Sir Martin Rees wrote these words last year: “Few doubt that machines will gradually surpass more and more of our distinctively human capabilities—or enhance them via cyborg technology. Disagreements are basically about the timescale.”
Count astrobiologist Caleb Scharf as one of the so-called few doubters. In an Aeon piece, he argues that the Singularity may not be near (or even far) and an explosion of intelligence that dwarfs the Cambrian not exactly a done deal. Scharf believes we could possibly become a hive-mind state that settles rather than an exponential one that soars. Or maybe we opt for “turning away from machine fantasies, back to a quieter but more efficient, organic existence.” My very inexpert brain disagrees with both notions, but it’s an excellent essay.
An excerpt:
Superficially, the logic behind the conjectures about cosmic machine intelligence appears pretty solid.
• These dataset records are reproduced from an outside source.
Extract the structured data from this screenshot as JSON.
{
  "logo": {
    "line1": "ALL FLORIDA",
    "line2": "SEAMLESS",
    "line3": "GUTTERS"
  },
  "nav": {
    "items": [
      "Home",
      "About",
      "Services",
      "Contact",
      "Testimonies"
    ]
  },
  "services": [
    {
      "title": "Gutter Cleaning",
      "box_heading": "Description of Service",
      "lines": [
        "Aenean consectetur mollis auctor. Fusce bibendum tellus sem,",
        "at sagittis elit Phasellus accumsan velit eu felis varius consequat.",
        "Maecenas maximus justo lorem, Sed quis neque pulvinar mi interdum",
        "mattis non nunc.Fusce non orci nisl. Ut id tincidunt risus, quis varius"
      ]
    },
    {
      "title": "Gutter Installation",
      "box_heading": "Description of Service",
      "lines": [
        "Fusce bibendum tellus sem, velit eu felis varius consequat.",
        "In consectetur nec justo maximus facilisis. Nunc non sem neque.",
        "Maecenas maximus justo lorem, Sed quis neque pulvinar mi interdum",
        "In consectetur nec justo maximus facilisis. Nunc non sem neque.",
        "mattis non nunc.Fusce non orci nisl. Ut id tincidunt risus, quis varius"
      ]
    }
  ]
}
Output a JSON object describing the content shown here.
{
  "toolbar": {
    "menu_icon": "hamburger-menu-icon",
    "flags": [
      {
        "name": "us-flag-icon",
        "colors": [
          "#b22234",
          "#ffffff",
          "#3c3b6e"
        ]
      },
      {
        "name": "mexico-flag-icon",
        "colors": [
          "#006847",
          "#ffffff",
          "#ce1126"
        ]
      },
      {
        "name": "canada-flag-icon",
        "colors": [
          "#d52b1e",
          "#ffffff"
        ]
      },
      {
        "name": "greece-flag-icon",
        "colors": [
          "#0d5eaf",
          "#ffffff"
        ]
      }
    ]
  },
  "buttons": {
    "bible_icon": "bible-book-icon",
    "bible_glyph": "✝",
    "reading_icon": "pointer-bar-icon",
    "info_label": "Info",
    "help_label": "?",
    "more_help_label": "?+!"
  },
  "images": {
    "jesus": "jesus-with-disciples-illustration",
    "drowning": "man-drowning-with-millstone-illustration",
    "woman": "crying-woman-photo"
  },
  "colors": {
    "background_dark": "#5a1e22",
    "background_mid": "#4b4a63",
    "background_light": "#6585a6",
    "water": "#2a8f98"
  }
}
Extrapolating the trajectory of our own current technological evolution suggests that with enough computational sophistication on hand, the capacity and capability of our biological minds and bodies could become less and less attractive. At a certain point we’d want to hop into new receptacles, custom-built to suit whatever takes our fancy. Similarly, that technological arc could take us to a place where we’ll create artificial intelligences that are either indifferent to us, or that will overtake and subsume (or simply squish) us.
Biology is not up to the task of sustaining pan-stellar civilisations or the far-future human civilisation, the argument goes. The environmental and temporal challenges of space exploration are huge. Any realistic impetus to become an interstellar species might demand robust machines, not delicate protein complexes with fairly pathetic use-by dates. A machine might live forever and copy itself perfectly, unencumbered by the error-prone flexibility of natural evolution. Self-designing life forms could also tailor themselves to very specific environments. In a single generation they could adapt to the great gulfs of time and space between the stars, or to the environments of alien worlds.
Pull all of these pieces together and it can certainly seem that the human blueprint is a blip, a quickly passing phase. People take this analysis seriously enough that influential figures such as Elon Musk and Stephen Hawking have publicly warned about the dangers of all-consuming artificial intelligence. At the same time, the computer scientist Ray Kurzweil has made a big splash from books and conferences that preview an impending singularity. But are living things really compelled to become ever-smarter and more robust? And is biological intelligence really a universal dead-end, destined to give way to machine supremacy?